I'm using Regex list to parse FTP server listing. I'm not good with Regex at all, this is list of regex I collected online to parse various server FTP outputs:
private static readonly string[] DirectoryParseFormats =
{
"(?<dir>[\\-d])(?<permission>([\\-r][\\-w][\\-xs]){3})\\s+\\d+\\s+\\w+\\s+\\w+\\s+(?<size>\\d+)\\s+(?<timestamp>\\w+\\s+\\d+\\s+\\d{4})\\s+(?<name>.+)",
"(?<dir>[\\-d])(?<permission>([\\-r][\\-w][\\-xs]){3})\\s+\\d+\\s+\\d+\\s+(?<size>\\d+)\\s+(?<timestamp>\\w+\\s+\\d+\\s+\\d{4})\\s+(?<name>.+)",
"(?<dir>[\\-d])(?<permission>([\\-r][\\-w][\\-xs]){3})\\s+\\d+\\s+\\d+\\s+(?<size>\\d+)\\s+(?<timestamp>\\w+\\s+\\d+\\s+\\d{1,2}:\\d{2})\\s+(?<name>.+)",
"(?<dir>[\\-d])(?<permission>([\\-r][\\-w][\\-xs]){3})\\s+\\d+\\s+\\w+\\s+\\w+\\s+(?<size>\\d+)\\s+(?<timestamp>\\w+\\s+\\d+\\s+\\d{1,2}:\\d{2})\\s+(?<name>.+)",
"(?<dir>[\\-d])(?<permission>([\\-r][\\-w][\\-xs]){3})(\\s+)(?<size>(\\d+))(\\s+)(?<ctbit>(\\w+\\s\\w+))(\\s+)(?<size2>(\\d+))\\s+(?<timestamp>\\w+\\s+\\d+\\s+\\d{2}:\\d{2})\\s+(?<name>.+)",
"(?<timestamp>\\d{2}\\-\\d{2}\\-\\d{2}\\s+\\d{2}:\\d{2}[Aa|Pp][mM])\\s+(?<dir>\\<\\w+\\>){0,1}(?<size>\\d+){0,1}\\s+(?<name>.+)"
};
Now I stumbled upon following output from odd FTP server. What's weird is that server outputs file name together with folder name for some reason.
Anyway, I'd like to have similar RegEx for this string, ideally introduce folder
name to separate it out, String returned by server is what's inside pipes |
|-rw-rw-rw- 1 generic 235 Mar 22 11:21 fromDoder/DOD997ABCD.20170322112114159.1961812284.txt|
EDIT:
Here is C# code I use to iterate through regex expressions to pick one that matches FTP server output.
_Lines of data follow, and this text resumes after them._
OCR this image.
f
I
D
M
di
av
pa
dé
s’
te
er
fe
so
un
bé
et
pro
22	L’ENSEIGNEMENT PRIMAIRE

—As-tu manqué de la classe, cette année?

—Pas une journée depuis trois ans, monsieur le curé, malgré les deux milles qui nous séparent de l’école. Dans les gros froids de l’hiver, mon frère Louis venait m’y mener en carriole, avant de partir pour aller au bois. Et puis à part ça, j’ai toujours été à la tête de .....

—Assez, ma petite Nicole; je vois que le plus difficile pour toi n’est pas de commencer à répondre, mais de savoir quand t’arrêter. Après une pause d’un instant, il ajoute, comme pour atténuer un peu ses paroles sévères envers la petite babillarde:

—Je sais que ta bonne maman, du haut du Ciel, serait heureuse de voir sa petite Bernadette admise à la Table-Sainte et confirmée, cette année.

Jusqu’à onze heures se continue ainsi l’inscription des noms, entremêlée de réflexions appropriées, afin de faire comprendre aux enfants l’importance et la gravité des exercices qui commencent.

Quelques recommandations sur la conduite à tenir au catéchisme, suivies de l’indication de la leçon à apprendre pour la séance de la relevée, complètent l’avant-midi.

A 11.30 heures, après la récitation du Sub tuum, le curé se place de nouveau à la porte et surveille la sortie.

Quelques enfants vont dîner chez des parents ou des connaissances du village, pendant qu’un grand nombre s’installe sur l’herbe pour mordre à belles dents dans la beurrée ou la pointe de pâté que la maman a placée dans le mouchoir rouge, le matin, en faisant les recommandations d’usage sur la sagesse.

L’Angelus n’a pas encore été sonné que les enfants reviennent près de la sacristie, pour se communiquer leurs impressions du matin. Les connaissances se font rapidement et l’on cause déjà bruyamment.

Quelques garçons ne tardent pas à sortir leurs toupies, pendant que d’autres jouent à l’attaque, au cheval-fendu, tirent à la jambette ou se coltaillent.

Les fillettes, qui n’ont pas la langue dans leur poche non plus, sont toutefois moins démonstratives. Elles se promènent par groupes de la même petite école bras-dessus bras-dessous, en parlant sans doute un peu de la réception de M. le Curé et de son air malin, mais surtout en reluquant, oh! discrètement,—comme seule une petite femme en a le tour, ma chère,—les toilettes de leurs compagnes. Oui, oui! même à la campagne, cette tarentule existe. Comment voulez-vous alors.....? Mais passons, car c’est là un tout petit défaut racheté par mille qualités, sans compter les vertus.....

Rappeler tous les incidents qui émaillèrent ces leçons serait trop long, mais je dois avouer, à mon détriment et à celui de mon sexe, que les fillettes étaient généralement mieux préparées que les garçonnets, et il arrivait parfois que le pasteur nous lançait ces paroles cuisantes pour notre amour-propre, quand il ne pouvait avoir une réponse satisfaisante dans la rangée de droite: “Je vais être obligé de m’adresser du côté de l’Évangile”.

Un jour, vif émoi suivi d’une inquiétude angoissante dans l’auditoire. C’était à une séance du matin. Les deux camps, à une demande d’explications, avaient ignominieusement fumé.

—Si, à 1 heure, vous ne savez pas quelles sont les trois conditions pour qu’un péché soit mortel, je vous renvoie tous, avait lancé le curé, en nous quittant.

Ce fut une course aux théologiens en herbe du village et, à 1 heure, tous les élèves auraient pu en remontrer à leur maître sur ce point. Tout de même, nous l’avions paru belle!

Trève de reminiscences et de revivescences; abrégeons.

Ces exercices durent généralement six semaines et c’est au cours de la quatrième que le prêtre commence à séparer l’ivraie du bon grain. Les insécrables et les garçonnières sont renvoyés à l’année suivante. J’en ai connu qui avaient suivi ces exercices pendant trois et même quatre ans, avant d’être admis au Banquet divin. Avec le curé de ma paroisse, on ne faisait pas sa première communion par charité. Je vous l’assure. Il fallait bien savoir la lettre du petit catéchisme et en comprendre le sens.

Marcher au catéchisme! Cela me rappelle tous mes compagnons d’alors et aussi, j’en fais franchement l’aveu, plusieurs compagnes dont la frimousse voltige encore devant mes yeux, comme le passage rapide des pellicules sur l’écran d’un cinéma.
Then I use it to parse out file name and type
// Use our regex library to parse
match = DirectoryParseFormats.Select(dpf => new Regex(dpf).Match(raw)).FirstOrDefault(m => m.Success);
if (match == null) throw new Exception($"Can't parse FTP directory list item. raw item: |{raw}|, whole response: |{response}|");
// If not directory - this is file
var dir = match.Groups["dir"].Value;
if (dir == string.Empty || dir == "-") list.Add(match.Groups["name"].Value);
EDIT 2:
total 0
drw-rw-rw- 1 user group 0 Apr 23 2016 .
drw-rw-rw- 1 user group 0 Apr 23 2016 ..
EDIT 3:
var hintRegex = @"^
(?<dir>[-d])
(?<permission>(?:[-r][-w][-xs]){3})
\s+\d+
\s+\w+
(?:\s+\w+)?
\s+(?<size>\d+)
\s+(?<timestamp>\w+\s+\d+(?:\s+\d+(?::\d+)?))
\s+(?!(?:\.|\.\.)\s*$)(?<name>.+?)\s*
$";
Match match = new Regex(hintRegex).Match("-rw-r--r-- 1 ftp ftp 1079 Apr 06 2017 LEANCOR_040617084839.txt");
if (!match.Success) Debug.WriteLine("Doesn't match");